The insurer reported an overall personal lines combined operating ratio (COR) of 102.5%, which it attributed mainly to challenges in motor.

Speaking to journalists about the first half results this morning, Dye explained that Allianz had suffered from the same claims frequency trends that have hit most UK insurers’ motor results in the first half of this year.

These include an increase in accidental damage frequency as people drive more due to the improved economic conditions.

Dye said: “We are not delivering the right level of profitability in our private car accounts and we have been dealing with that all year by putting through price rises ahead of claims inflation.

“I am very comfortable that we are doing what we need to do to put it right but you have got to wait a year for the price rises to earn through your book.”

Industry price indices indicate that comprehensive personal motor rates increased by between 2.9% and 5.2% in the second quarter of 2015 compared with levels in the same period last year. Dye declined to disclose Allianz’s specific price increase but said it was “at the upper end of that range”.

Vicious’ competition

Allianz UK fared much better in commercial lines, reporting a COR of 95.3% in the first half of 2015.
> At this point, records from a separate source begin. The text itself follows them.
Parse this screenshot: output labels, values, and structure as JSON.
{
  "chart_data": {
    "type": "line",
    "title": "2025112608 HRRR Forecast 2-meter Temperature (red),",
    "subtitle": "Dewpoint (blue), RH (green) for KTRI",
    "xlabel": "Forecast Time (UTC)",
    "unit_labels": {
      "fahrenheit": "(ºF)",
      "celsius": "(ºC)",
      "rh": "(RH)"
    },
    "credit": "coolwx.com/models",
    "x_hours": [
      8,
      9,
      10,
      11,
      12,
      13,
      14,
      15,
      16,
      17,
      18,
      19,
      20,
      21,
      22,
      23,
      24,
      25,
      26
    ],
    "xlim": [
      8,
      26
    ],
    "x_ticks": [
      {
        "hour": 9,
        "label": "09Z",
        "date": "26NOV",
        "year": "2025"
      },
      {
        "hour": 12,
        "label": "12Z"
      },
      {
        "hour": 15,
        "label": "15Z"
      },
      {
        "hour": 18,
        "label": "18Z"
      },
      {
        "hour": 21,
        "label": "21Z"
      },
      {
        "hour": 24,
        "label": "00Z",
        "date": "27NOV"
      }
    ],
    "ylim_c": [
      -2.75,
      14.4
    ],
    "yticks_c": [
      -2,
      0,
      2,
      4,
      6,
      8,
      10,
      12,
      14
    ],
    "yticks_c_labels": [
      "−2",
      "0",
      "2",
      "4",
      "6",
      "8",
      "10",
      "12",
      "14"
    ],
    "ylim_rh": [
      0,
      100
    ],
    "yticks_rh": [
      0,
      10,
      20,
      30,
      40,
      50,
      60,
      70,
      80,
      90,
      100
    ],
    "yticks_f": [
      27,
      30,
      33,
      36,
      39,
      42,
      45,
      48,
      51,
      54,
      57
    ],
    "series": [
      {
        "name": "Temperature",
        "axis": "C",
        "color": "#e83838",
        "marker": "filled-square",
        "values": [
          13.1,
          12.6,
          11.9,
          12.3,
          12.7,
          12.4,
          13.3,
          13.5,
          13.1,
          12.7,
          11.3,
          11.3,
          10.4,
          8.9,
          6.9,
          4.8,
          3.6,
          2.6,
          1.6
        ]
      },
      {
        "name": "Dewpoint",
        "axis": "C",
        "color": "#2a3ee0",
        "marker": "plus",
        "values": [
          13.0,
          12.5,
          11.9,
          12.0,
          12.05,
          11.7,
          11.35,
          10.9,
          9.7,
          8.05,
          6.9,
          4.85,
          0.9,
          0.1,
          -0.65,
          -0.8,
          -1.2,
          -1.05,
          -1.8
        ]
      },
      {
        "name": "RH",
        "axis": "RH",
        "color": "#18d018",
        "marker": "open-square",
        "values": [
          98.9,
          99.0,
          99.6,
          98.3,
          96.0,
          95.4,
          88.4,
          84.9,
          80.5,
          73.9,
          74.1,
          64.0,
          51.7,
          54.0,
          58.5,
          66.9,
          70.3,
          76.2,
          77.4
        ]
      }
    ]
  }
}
The commercial book also grew by 2.5%. But Dye said this was lower than previous growth because of ‘vicious’ competition.

He said: “2.5% of growth is about as much as I imagine we would sensibly achieve in market that is as competitive as this one.”

He added that competition in commercial lines was coming from all sides, including the international and London market for mid-market corporate business in particular.

Dye said: “We are getting positive rate, but I’ll bet there are lots of people out there who aren’t. You have to question the sustainability of that.”